Tuesday, December 9, 2014

Russian Food #1: Dumplings, Buns, Pies

Some Russian Dishes

Dumplings

Close up of Anna'a pelmeni
Pelmeni  Russian: пельме́ни — plural, пельмень pelʼmenʼ — singular) are dumplings consisting of a filling wrapped in thin, unleavened dough. The Polish version is called pierogi - not to be confused with the Russian term pirog meaning pie (see below).
Anna's homemade pelmeni - ready for freezing

















Varenyky (Ukrainian: варе́ники, singular "варе́ник") are stuffed dumplings of unleavened dough. The name varenyk means literally "a boiled thing". The word is cognate with the adjective "boiled" (Ukrainian: варений).   Varenyky are generally larger than pelmeni.

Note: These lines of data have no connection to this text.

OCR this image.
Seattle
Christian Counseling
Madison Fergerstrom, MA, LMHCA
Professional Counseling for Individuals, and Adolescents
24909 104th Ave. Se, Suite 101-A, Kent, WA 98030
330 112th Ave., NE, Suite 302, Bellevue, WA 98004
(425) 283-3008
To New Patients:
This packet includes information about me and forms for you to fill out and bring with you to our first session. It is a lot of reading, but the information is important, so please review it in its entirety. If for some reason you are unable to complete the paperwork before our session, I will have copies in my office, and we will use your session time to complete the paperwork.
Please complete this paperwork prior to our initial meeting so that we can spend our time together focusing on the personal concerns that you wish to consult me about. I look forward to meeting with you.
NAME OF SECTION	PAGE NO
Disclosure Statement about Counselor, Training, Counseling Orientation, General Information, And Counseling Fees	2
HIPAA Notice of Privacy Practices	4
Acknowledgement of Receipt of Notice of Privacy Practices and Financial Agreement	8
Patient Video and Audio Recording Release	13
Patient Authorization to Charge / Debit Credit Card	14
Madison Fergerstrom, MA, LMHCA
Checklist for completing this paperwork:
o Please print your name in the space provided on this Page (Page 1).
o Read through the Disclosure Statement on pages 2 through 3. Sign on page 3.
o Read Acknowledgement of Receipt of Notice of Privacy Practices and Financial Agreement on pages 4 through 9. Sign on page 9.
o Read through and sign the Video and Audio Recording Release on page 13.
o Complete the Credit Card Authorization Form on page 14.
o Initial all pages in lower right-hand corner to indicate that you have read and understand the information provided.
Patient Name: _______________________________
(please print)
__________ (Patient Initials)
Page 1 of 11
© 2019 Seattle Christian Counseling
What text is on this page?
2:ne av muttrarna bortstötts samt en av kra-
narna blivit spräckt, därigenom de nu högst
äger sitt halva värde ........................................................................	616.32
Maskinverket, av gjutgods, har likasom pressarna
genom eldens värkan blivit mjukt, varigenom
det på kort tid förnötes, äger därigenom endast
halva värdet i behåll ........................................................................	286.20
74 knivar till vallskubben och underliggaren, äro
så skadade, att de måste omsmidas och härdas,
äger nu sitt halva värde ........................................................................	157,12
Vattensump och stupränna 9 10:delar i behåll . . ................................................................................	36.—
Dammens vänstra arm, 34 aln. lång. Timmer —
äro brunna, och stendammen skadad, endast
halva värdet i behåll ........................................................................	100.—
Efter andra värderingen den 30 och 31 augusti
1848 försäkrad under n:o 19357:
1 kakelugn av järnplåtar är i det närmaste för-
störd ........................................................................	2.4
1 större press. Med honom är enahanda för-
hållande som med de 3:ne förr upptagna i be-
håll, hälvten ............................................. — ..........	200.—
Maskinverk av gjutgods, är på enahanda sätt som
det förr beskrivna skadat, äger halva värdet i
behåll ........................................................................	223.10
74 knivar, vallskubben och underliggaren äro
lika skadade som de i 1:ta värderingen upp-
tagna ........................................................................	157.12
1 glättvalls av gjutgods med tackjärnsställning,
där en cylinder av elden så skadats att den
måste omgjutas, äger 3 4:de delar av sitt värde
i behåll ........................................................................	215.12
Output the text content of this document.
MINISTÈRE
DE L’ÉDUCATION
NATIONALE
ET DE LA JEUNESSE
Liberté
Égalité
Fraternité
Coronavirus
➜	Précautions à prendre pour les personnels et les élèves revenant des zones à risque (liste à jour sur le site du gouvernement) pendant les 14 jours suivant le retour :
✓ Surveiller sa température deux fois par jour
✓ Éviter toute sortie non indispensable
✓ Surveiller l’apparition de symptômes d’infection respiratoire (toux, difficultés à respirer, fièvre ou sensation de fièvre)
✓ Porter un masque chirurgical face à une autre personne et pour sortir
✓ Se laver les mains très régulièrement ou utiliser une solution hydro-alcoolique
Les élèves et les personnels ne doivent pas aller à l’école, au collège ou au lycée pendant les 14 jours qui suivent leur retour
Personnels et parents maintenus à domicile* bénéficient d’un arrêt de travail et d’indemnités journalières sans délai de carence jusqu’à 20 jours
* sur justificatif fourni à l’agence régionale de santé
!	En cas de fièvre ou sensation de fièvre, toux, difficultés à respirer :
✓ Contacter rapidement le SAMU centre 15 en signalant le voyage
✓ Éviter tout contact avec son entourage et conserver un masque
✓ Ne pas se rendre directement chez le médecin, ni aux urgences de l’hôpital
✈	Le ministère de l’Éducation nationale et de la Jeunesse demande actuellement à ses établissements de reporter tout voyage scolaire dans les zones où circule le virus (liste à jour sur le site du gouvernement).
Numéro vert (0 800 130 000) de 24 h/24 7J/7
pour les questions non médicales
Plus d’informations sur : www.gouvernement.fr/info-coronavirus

Galushki , Lazy varenyky (Ukrainian: книдлі, ліниві вареники, Russian: ленивые вареники) in Russian and Ukrainian cuisine are gnocchi-shaped dumplings made by mixing tvoroh (curd cheese) with egg and flour into quick dough. The cheese-based dough is formed into a long sausage about 2 cm thick, which is cut diagonally into gnocchi, called halushky in Ukrainian, galushki in Russian, and kopytka in Polish. 

Uszka,   Russian: ушки (úški)   (meaning "little ears" in Polish), are small dumplings (a very small and twisted version of Polish pierogi) usually filled with  wild forest mushrooms and/or minced meat. They are usually served with barszcz, though they can be eaten simply with melted butter and herbs (usually chives) sprinkled over. When vegetarian (filled only with mushrooms and/or onion) they are a part of traditional Christmas Eve dishes in Poland and Ukraine, and are either added in the soup, or eaten as a side dish.
Belarusian: вушкі (vúški) Ukrainian: вушка (vúška)

Kalduny or kolduny (Belarusian: калдуны́, Russian: кoлдуны́, Polish: kołduny, Lithuanian: koldūnai, used in plural only) are stuffed dumplings made of unleavened dough, filled with meat, mushrooms, etc,  in Belarusian, Lithuanian, and Polish cuisines, akin to the Russian pelmeni and the Ukrainian vareniki.   In Slavic languages the word means “magicians” or “sorcerers”, but it is unclear how the word became associated with the dish. 

Manti or Mantu (Turkish: mantı; Kazakh: мәнті; Uzbek: manti; Kyrgyz: мантуу; Pashto, Persian, Arabic: منتو‎; Armenian: մանթի) are dumplings filled with spicy meat. 

Buns and Pies
Pirog or pyrih (Russian: пиро́г), pl. pirogi пироги; Belarusian: пірог; Northern Sami: pirog; Ukrainian: пиріг, pl. pyrohy пироги) is a pie that can have either a sweet or savoury filling.

A coulibiac (Russian: кулебя́ка kulebyáka) is a type of Russian pie (pirog) usually filled with salmon or sturgeon, rice or buckwheat, hard-boiled eggs, mushrooms, onions, and dill.    https://en.wikipedia.org/wiki/Coulibiac

Kurnik, Russian savoury pirog with layers of blini, filled with chicken, mushrooms and rice

Pirozhki (plural form of pirozhok, Russian: пирожок, пирожки, which means a little pirog), sometimes transliterated as pyrizhky (plural from Ukrainian: пиріжок), is a generic word for individual-sized baked or fried buns stuffed with a variety of fillings.  The Russian plural of this word, pirogi (Russian: пироги, with the stress on the last syllable [pʲirɐˈɡʲi]), is not to be confused with pierogi (stress on "o" in Polish and English) in Polish cuisine, which are similar to the Russian pelmeni or Ukrainian varenyky.